It looks like the age of digital currencies may be unfolding, with the popularity of Bitcoin and now the launch of SolarCoin.
People that produce solar energy will earn one Solarcoin for every megawatt-hour of electricity they produce, creating even more incentives for people to produce more clean energy.
This decentralized, international digital currency is an alternative to dollars, which can be spent or traded peer-to-peer. It’s based on the idea that a megawatt-hour of solar will be more valuable over time, driving demand for SolarCoins. They are available to all solar producers, whether you lease or own a system.
The SolarCoin Foundation has created 98 billion SolarCoins, equal to the amount of solar electricity that will be generated over the coming 40 years, based on International Energy Agency estimates. Almost all of that is reserved for solar generators, except for 500 million that will reward all the people who build and maintain the digital infrastructure.
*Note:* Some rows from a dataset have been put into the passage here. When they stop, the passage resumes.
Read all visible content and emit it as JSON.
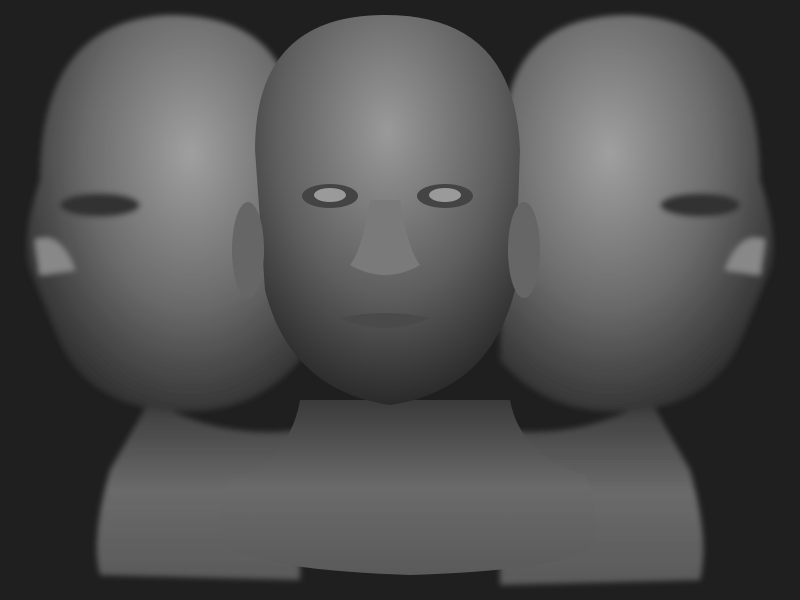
{
  "scene": {
    "background_color": "#1f1f1f",
    "surface_color": "#6e6e6e",
    "highlight_color": "#a8a8a8",
    "shadow_color": "#2e2e2e"
  }
}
Like other cryptocurrencies, SolarCoin will be protected by what’s called a blockchain, which automatically keeps track of transactions, preventing people from spending them twice and making sure they get allocated correctly.
On March 8, the first person received SolarCoins – 23.4 of them for the verified power the Arizona homeowner produced from 2011-2013.
Lisa Shock has a 5.64 kilowatt rooftop installation that she leases from SolarCity. She filed a claim form that links to her meter to verified the electricity produced.
By the end of March, SolarCoins had reached The Netherlands, Italy, Greece and Australia.